How Hospitals Are Fixing This-And Where They’re Failing

Some hospitals are making real progress. The University of Alabama at Birmingham’s ED reduced 30-day readmissions from medication errors by 22% by adding a clinical pharmacist to every geriatric patient’s discharge plan. They reviewed every medication, asked patients what they were actually taking, and replaced risky drugs with safer ones.

But it’s not easy. Implementing these changes takes time, training, and staffing. The Geriatric Emergency Medicine Guidelines recommend at least 8 hours of training for staff and a full-time equivalent pharmacist for every 20,000 annual ED visits. Only 31% of rural EDs have that level of support.

And alert fatigue is real. One ER doctor in Texas told Medscape: “I get 12 Beers warnings per shift. Half of them are for drugs that are totally appropriate. I stop reading them.” That’s why CMS is updating its Measure 238 for 2026. Instead of just tracking high-risk prescriptions, it will now track whether doctors actually deprescribe them. It’s a shift from punishment to progress.

A care team hands a senior non-drug therapy tools as outdated medical charts crumble behind them.
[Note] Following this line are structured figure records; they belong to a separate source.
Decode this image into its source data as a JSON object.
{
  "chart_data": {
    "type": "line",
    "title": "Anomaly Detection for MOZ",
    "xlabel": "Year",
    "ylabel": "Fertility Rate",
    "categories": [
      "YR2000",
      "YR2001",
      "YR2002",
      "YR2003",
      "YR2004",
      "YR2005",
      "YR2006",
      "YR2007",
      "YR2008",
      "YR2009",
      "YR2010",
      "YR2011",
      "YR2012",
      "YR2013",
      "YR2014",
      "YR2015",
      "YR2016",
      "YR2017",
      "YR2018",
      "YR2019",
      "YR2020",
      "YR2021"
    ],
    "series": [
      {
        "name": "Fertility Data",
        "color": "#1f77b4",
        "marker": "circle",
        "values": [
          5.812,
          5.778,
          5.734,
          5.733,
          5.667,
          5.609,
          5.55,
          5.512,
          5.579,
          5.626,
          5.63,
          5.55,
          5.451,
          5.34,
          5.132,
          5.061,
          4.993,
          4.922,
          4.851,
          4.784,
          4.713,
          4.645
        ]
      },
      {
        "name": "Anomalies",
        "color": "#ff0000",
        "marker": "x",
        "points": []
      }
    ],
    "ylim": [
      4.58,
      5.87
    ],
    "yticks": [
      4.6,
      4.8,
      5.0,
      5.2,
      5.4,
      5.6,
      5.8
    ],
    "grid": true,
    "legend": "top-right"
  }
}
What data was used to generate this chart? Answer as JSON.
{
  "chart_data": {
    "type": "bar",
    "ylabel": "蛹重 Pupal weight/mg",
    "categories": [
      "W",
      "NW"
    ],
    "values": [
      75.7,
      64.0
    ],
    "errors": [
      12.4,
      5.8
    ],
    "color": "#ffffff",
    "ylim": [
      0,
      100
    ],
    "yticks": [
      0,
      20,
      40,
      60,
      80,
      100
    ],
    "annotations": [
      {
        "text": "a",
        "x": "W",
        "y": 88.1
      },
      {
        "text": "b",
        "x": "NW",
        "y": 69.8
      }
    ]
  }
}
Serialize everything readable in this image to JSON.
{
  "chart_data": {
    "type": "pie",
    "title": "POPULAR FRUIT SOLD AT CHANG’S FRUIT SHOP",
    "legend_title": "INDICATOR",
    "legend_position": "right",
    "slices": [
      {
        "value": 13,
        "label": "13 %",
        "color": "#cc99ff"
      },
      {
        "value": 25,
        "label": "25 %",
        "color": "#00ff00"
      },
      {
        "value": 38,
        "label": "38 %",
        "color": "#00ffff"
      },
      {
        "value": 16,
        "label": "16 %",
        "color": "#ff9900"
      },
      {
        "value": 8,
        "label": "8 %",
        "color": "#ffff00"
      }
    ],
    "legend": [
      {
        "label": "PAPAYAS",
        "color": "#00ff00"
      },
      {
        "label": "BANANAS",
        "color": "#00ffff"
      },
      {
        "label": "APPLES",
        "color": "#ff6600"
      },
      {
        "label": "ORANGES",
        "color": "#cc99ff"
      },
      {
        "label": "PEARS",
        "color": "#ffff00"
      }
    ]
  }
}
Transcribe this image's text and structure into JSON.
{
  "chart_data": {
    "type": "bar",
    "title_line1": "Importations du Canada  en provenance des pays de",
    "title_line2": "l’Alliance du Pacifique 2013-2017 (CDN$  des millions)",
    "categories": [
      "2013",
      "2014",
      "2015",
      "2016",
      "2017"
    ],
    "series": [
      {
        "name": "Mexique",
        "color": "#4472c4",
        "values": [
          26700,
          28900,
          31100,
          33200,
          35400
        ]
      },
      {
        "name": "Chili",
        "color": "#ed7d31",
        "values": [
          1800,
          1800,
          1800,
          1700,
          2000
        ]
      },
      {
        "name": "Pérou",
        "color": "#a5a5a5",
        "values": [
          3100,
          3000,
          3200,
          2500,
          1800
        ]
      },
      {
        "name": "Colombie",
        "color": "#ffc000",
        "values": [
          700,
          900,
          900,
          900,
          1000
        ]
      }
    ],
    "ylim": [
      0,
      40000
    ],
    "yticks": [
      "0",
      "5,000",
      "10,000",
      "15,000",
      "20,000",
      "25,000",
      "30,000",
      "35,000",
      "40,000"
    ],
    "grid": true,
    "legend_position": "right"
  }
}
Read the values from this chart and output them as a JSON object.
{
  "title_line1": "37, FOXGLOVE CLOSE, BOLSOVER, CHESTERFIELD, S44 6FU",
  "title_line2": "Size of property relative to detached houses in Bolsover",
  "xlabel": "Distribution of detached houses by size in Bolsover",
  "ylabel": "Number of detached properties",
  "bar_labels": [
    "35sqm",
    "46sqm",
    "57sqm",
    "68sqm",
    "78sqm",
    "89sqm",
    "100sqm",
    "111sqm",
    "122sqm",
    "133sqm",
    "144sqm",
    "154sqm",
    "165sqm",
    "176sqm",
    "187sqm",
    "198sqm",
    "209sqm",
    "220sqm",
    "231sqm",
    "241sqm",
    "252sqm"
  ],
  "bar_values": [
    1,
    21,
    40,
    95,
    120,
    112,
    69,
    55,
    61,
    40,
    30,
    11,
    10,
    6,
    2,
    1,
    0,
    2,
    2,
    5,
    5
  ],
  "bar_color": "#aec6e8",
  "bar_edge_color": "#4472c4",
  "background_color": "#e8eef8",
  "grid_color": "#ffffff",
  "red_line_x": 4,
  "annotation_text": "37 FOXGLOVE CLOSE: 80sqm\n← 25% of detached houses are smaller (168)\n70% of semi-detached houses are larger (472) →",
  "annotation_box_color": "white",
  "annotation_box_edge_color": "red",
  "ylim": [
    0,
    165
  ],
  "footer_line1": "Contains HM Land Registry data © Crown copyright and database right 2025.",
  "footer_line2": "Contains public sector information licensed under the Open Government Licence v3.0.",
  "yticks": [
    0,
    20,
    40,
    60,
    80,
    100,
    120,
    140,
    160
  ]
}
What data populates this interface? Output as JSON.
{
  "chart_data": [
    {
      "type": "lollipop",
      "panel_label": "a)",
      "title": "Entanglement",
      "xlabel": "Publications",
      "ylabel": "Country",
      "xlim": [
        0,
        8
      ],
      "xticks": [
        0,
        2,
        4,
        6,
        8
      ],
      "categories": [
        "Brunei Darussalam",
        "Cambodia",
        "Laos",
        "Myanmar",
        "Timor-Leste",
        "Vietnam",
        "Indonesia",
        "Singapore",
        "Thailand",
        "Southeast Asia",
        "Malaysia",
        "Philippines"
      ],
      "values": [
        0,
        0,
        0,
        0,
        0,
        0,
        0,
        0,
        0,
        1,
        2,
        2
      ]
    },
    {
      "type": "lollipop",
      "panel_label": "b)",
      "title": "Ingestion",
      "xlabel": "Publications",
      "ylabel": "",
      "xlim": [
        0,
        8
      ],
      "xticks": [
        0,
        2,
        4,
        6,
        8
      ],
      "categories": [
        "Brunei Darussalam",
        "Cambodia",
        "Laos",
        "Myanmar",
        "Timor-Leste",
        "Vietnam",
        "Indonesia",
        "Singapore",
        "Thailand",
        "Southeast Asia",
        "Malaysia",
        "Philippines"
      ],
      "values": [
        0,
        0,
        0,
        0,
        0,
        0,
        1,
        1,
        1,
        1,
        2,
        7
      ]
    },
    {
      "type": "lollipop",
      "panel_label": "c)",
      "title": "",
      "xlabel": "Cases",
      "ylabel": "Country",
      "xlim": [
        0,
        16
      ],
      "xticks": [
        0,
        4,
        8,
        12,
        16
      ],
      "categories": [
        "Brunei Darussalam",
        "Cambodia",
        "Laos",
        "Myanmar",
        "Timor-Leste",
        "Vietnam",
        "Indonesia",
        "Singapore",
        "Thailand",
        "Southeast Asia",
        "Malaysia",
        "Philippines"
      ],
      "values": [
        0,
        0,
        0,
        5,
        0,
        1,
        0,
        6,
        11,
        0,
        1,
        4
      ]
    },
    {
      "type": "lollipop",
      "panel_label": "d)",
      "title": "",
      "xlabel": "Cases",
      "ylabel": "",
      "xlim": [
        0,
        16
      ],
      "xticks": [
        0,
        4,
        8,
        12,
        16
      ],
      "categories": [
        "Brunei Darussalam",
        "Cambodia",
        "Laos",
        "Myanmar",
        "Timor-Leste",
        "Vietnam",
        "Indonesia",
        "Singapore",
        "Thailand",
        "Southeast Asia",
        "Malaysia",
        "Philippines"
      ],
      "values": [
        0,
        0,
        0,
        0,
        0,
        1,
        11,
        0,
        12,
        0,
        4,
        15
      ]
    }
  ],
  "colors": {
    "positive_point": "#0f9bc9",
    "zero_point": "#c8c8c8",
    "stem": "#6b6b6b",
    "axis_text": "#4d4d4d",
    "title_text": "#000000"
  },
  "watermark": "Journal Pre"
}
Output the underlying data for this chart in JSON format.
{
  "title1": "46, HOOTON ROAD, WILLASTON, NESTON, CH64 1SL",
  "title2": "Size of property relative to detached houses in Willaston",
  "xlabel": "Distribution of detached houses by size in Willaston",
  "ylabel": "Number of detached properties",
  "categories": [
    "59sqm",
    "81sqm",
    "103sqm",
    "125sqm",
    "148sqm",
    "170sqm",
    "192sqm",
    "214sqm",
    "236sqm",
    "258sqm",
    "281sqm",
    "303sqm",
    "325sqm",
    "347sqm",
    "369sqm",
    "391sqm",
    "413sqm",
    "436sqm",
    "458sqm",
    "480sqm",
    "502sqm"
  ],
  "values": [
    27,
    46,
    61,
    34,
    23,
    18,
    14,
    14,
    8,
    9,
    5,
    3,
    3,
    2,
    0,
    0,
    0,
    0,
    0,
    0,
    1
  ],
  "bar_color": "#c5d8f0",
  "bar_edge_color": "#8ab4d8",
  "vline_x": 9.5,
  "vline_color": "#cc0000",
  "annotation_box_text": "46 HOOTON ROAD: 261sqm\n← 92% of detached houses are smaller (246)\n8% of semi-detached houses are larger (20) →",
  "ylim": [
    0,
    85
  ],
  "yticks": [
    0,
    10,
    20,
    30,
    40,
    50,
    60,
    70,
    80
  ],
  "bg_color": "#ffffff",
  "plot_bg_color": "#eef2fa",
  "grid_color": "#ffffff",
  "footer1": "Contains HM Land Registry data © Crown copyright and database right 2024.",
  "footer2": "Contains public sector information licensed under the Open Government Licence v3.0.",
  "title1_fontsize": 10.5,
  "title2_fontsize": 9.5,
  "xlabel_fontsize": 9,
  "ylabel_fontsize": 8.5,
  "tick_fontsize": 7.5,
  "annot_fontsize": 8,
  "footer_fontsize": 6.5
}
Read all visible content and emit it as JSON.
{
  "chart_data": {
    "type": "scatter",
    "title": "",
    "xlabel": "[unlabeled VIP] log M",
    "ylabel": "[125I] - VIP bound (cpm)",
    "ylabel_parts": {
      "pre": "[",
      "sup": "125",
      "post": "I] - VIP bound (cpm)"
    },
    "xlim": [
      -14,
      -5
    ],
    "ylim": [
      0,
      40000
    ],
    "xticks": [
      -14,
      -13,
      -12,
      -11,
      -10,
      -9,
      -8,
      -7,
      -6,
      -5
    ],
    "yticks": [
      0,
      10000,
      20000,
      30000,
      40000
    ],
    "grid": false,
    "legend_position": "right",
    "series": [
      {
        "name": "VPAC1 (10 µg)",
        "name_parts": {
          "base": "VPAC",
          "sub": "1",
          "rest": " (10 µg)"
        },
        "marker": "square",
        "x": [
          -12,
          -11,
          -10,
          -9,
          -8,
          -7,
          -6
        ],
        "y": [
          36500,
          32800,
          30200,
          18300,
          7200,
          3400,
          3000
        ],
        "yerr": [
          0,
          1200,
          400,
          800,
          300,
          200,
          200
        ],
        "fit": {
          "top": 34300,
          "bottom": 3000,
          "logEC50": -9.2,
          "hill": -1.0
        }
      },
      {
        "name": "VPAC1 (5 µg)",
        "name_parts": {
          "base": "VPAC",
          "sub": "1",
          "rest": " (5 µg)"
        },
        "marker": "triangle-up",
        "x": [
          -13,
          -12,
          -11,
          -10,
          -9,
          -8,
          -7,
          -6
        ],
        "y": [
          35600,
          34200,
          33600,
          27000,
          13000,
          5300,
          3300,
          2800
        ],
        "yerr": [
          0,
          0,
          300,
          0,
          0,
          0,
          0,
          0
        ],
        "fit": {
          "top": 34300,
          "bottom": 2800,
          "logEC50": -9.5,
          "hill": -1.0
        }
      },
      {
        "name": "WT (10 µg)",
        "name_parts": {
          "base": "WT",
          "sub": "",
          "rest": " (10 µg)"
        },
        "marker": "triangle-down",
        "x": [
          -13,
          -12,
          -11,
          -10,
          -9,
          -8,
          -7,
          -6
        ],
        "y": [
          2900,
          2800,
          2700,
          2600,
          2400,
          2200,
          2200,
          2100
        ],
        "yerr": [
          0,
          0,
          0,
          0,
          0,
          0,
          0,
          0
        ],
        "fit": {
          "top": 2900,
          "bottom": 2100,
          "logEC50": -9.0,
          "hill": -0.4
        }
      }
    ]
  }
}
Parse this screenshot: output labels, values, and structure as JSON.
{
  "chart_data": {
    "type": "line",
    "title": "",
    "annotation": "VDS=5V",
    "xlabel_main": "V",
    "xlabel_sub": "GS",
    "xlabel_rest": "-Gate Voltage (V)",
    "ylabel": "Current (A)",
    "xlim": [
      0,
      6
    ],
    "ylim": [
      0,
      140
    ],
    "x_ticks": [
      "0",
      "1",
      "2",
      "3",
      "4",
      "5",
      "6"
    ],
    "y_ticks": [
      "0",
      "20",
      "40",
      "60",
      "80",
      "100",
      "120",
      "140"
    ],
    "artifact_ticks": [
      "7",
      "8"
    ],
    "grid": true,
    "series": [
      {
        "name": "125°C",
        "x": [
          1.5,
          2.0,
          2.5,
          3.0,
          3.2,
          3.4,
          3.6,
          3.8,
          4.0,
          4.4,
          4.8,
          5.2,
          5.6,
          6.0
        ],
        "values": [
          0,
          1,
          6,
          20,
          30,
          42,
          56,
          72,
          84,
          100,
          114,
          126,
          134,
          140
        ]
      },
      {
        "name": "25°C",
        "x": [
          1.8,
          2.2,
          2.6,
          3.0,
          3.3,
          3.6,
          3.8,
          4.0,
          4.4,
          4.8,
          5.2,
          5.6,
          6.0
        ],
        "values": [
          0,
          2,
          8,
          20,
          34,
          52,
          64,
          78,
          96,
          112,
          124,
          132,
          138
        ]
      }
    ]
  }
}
What Patients and Families Can Do

You don’t need to be a doctor to help. If you or a loved one is over 65 and on five or more medications, ask these questions:

  • Is this drug still needed? Could it have been stopped years ago?
  • Are there non-drug options we could try first?
  • Could this interact with another medicine I’m taking?
  • Has my kidney function been checked recently?
  • Who is responsible for reviewing all my meds together?

Bring a list of every pill, supplement, and over-the-counter drug to every appointment-even the ones you think are harmless. Many seniors take melatonin, St. John’s wort, or calcium supplements without realizing they can interfere with heart meds or blood thinners.

And if your doctor says, “We’ve always done it this way,” push back. Evidence changes. So should prescriptions.

The Future Is Integrated

The next big step? Connecting care. Right now, a senior might get a safe discharge plan from the ER, only to return to a primary care doctor who doesn’t know what was changed. Or a pharmacist might deprescribe a drug, but the specialist keeps prescribing it.

The Johns Hopkins A. Hartford Foundation’s 2025 roadmap calls for seamless medication management-from the emergency room to the home. That means shared records, coordinated care teams, and regular med reviews every three months, not just once a year.

By 2030, medication-related problems could cost the U.S. healthcare system over $500 billion. But we already have the tools to stop it: better guidelines, better alternatives, better training, and better communication. The question isn’t whether we can fix this. It’s whether we’ll choose to.